More specifically, if a person representing themselves is not to be permitted to cross-examine their accuser, then, as stated by former High Court Judge Mark Hedley today on the BBC’s World at One today, they must be provided by the state with an advocate who can do so on their behalf.
Families Need Fathers also propose that anyone found to have deliberately sought to game the system, who makes false allegations to the detriment of ex-partners and their children must be treated every bit as seriously.
It is reported that the Bill also proposes that polygraph tests are to be used. FNF would support the use of such techniques by the court in situations such as pending finding of fact hearings so long as this is done even-handedly.
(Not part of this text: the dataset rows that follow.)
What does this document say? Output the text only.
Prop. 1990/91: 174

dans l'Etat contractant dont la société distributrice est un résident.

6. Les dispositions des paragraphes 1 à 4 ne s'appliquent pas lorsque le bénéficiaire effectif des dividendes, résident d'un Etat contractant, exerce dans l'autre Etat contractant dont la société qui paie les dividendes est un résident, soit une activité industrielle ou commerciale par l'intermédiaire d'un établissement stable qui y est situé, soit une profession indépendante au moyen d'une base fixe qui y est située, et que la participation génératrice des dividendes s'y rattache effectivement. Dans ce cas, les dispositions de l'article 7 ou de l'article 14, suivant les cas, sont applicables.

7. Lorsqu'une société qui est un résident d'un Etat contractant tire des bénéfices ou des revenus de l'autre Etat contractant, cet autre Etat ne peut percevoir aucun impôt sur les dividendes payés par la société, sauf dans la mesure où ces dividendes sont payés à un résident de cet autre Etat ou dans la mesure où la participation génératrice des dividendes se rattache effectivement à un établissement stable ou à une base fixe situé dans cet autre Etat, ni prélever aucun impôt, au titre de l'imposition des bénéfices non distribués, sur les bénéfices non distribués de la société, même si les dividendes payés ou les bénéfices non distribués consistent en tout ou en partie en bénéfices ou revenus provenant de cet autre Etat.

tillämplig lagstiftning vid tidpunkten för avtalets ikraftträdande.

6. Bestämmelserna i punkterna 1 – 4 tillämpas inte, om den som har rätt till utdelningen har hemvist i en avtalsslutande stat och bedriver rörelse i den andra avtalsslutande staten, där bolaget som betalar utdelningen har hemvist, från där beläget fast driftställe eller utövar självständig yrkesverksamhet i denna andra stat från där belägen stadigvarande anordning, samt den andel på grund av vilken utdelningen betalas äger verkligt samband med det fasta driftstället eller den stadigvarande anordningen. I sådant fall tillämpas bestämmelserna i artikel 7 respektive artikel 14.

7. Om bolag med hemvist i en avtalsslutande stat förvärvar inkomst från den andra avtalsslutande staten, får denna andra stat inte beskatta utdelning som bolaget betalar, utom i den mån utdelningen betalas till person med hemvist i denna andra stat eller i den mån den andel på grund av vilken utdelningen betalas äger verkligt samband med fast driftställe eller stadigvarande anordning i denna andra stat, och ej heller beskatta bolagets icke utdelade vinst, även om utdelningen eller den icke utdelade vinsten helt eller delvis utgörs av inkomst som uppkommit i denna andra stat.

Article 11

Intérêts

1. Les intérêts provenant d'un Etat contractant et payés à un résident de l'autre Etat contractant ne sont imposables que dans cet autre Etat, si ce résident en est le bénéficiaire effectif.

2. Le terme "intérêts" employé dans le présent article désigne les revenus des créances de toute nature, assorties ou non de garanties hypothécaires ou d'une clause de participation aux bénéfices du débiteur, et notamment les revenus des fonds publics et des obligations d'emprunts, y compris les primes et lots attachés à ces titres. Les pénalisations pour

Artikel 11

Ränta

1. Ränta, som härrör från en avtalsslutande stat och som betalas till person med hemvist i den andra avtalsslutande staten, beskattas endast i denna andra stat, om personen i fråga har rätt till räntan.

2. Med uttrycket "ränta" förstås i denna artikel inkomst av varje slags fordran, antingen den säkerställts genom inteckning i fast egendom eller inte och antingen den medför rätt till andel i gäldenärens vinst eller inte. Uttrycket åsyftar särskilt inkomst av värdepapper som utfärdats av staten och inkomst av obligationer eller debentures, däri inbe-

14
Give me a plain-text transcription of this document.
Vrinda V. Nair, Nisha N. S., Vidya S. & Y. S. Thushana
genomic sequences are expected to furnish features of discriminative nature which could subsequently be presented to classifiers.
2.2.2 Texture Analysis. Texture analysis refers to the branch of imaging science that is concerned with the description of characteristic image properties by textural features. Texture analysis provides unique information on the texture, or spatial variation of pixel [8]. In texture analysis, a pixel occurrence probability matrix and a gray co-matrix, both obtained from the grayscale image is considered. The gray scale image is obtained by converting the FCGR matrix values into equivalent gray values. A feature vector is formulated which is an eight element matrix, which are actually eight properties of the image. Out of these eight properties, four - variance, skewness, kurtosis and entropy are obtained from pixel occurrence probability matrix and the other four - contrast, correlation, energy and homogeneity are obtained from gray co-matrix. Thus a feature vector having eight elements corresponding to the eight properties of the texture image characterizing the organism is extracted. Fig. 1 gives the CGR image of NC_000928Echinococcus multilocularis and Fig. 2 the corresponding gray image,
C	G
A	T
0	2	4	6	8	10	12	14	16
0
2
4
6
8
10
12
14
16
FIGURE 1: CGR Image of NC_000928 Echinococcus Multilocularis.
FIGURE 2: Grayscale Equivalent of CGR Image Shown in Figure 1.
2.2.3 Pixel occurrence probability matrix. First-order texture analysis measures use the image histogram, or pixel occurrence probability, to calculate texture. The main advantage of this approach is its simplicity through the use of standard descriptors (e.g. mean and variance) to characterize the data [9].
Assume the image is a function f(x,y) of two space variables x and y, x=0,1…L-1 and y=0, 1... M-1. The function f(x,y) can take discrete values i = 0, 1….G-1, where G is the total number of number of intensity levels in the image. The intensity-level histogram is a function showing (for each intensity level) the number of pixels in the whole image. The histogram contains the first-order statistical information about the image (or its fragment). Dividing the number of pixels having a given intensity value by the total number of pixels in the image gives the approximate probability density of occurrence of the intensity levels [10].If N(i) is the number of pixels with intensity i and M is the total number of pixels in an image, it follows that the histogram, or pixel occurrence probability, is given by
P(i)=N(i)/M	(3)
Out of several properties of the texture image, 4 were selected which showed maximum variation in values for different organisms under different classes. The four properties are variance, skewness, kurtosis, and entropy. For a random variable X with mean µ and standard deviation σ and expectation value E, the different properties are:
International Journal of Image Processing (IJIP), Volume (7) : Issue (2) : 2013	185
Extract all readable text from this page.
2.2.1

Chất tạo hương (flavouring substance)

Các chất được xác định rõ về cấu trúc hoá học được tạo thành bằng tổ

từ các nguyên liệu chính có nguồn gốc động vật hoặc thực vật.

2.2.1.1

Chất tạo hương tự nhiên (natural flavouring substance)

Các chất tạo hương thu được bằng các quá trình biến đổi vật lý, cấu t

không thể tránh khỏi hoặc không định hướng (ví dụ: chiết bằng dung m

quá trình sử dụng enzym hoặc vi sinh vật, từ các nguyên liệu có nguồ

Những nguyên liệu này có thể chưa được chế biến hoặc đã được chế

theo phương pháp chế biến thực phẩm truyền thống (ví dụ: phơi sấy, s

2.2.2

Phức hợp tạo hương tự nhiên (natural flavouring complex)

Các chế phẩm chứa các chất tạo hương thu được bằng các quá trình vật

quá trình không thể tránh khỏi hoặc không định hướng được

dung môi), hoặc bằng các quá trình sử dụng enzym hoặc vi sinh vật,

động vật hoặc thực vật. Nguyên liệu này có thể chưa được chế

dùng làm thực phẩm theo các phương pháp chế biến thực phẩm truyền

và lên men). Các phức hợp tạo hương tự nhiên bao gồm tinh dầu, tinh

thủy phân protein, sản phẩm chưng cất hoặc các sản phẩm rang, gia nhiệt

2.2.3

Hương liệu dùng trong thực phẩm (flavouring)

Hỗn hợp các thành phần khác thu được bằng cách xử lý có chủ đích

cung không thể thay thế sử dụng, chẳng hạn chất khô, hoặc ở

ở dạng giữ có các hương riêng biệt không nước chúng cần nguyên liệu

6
They could be used as a useful initial step to test evidence provided by both sides. Both the alleged victim and alleged perpetrator may be highly vulnerable and both must be treated as such.
Jerry Karlin, Chair and Managing Trustee of Families Need Fathers says:
“Contact denial, without good reason, especially when supported by unfounded allegations, is coercive abuse as harmful and life-destroying to children and adults and has to be addressed within this package of measures.”
Notes for editors:
Families Need Fathers - because both parents matter
FNF is a registered UK charity providing information and support on shared parenting issues arising from family breakdown, and support to divorced and separated parents, irrespective of gender or marital status. FNF is NOT a fathers' rights group - we support the best interests of children - namely mature and collaborative parenting by both parents - an objective which is inadequately promoted in the family court system and associated services.
Our primary concern is the maintenance of the child’s meaningful relationship with both parents. Founded in 1974, FNF helps thousands of parents every year.